STOPES, Marie. Married Love: A New Contribution to the Solution of Sex Difficulties. London: A. C. Fifield. 1919.

8vo. Publisher’s maroon cloth, lettered in gilt to spine, wreath motif in blind to front board, typographic dust-jacket, untrimmed edges (partly unopened); pp. xvii, [1 (blank)], 124, [2 (publisher’s ads)], with one plate; some minor loss to upper spine (c. 13 x 13 mm) and corners of jacket, short closed tears to upper edge of front cover, some toning and a couple of scuffs, but generally a very good, clean copy; authorial inscription in ink to front free endpaper (see below).

Sixth and enlarged edition, this copy inscribed by Marie Stopes to her second husband, Humphrey Verdon Roe: ‘Returned to the Humples, on his | first wedding day anniversary. | 16 May 1919 | From a wife who still loves him’.

A notably poignant association copy inscribed early in the couple’s married life. When Stopes wrote this message, she would have been about four months pregnant. Sadly, the baby was born stillborn, probably due to complications from ‘Twilight Sleep’, then a new type of pain-relief drug used during labour. Unfortunately, her marriage to Roe broke down towards the end of the 1930s, with her husband granting her a ‘carte blanche to take a lover’ in 1938 (ODNB).

Humphrey Roe had been instrumental in the initial publication of Stopes’ highly successful and oft-reprinted work Married Love, putting £200 towards the first English publication with the minor publisher A. C. Fifield.

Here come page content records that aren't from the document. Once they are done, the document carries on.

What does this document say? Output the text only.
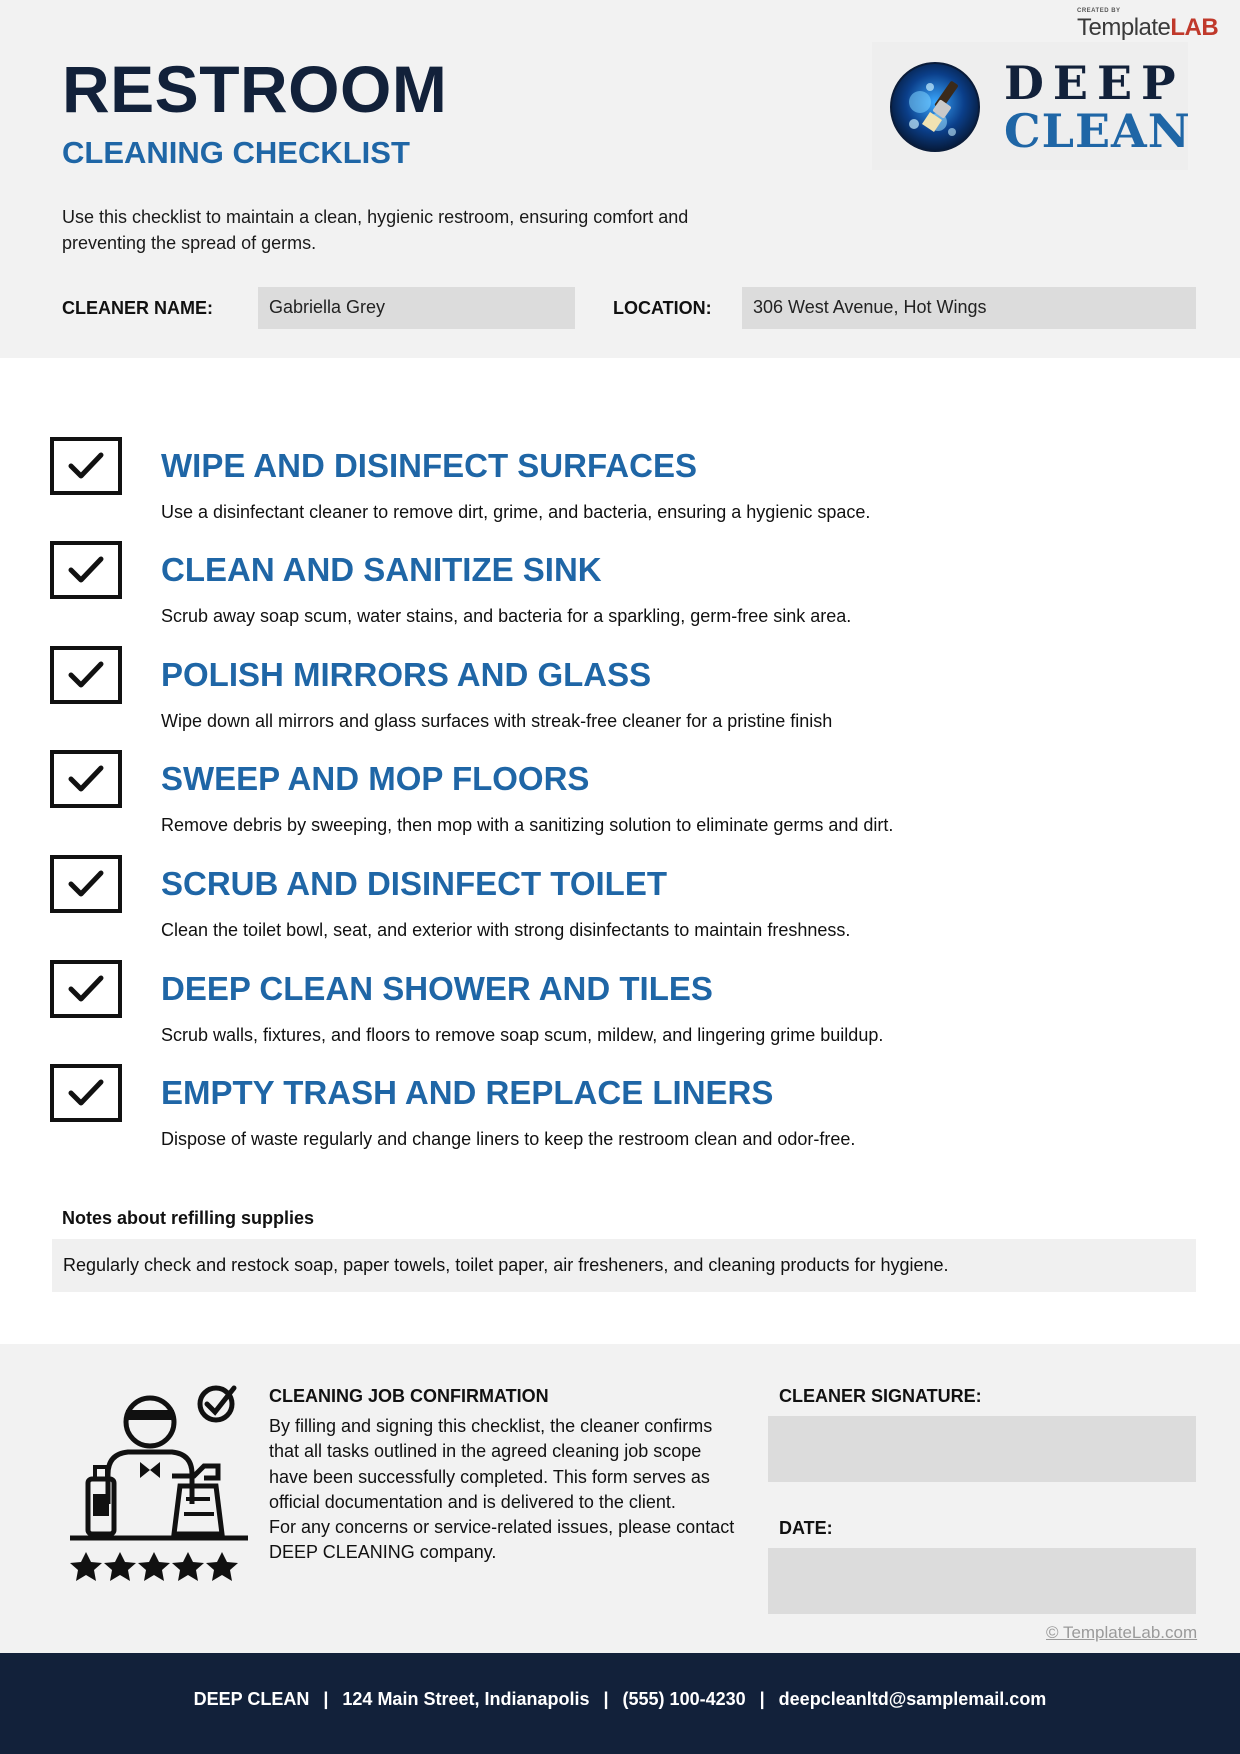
CREATED BY
TemplateLAB
RESTROOM
CLEANING CHECKLIST
Use this checklist to maintain a clean, hygienic restroom, ensuring comfort and preventing the spread of germs.
DEEP
CLEAN
CLEANER NAME:	Gabriella Grey	LOCATION:	306 West Avenue, Hot Wings
WIPE AND DISINFECT SURFACES
Use a disinfectant cleaner to remove dirt, grime, and bacteria, ensuring a hygienic space.
CLEAN AND SANITIZE SINK
Scrub away soap scum, water stains, and bacteria for a sparkling, germ-free sink area.
POLISH MIRRORS AND GLASS
Wipe down all mirrors and glass surfaces with streak-free cleaner for a pristine finish
SWEEP AND MOP FLOORS
Remove debris by sweeping, then mop with a sanitizing solution to eliminate germs and dirt.
SCRUB AND DISINFECT TOILET
Clean the toilet bowl, seat, and exterior with strong disinfectants to maintain freshness.
DEEP CLEAN SHOWER AND TILES
Scrub walls, fixtures, and floors to remove soap scum, mildew, and lingering grime buildup.
EMPTY TRASH AND REPLACE LINERS
Dispose of waste regularly and change liners to keep the restroom clean and odor-free.
Notes about refilling supplies
Regularly check and restock soap, paper towels, toilet paper, air fresheners, and cleaning products for hygiene.
CLEANING JOB CONFIRMATION
By filling and signing this checklist, the cleaner confirms that all tasks outlined in the agreed cleaning job scope have been successfully completed. This form serves as official documentation and is delivered to the client.
For any concerns or service-related issues, please contact DEEP CLEANING company.
CLEANER SIGNATURE:
DATE:
© TemplateLab.com
DEEP CLEAN | 124 Main Street, Indianapolis | (555) 100-4230 | deepcleanltd@samplemail.com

The publication of the book demonstrated to Stopes what she had long feared: the general population were ignorant about sex. Although she was morally opposed to divorce, she had her first marriage annulled on the grounds that it was never consummated. She wrote this book with this incident as a source of experience.

The sheer popularity of the book proved the need, and desire, for birth control clinics. Stopes and Roe opened the first birth control clinic in the British Empire on 17 March 1921, in London, Holloway. Small and plainly furnished, Stopes established the clinic in the hope that it might serve as a model to be rolled out throughout England. The inscription is particularly poignant, capturing the entwined intellectual and romantic relationship of Stopes and Roe and foreshadowing the breakdown of their marriage.

Provenance: From the estate of Harry Verdon Stopes-Roe (1924–2014), philosopher and vice-president of the British Humanist Association, son of Marie Stopes and Humphrey Verdon Roe.

See Briant, Marie Stopes: A Biography (1962).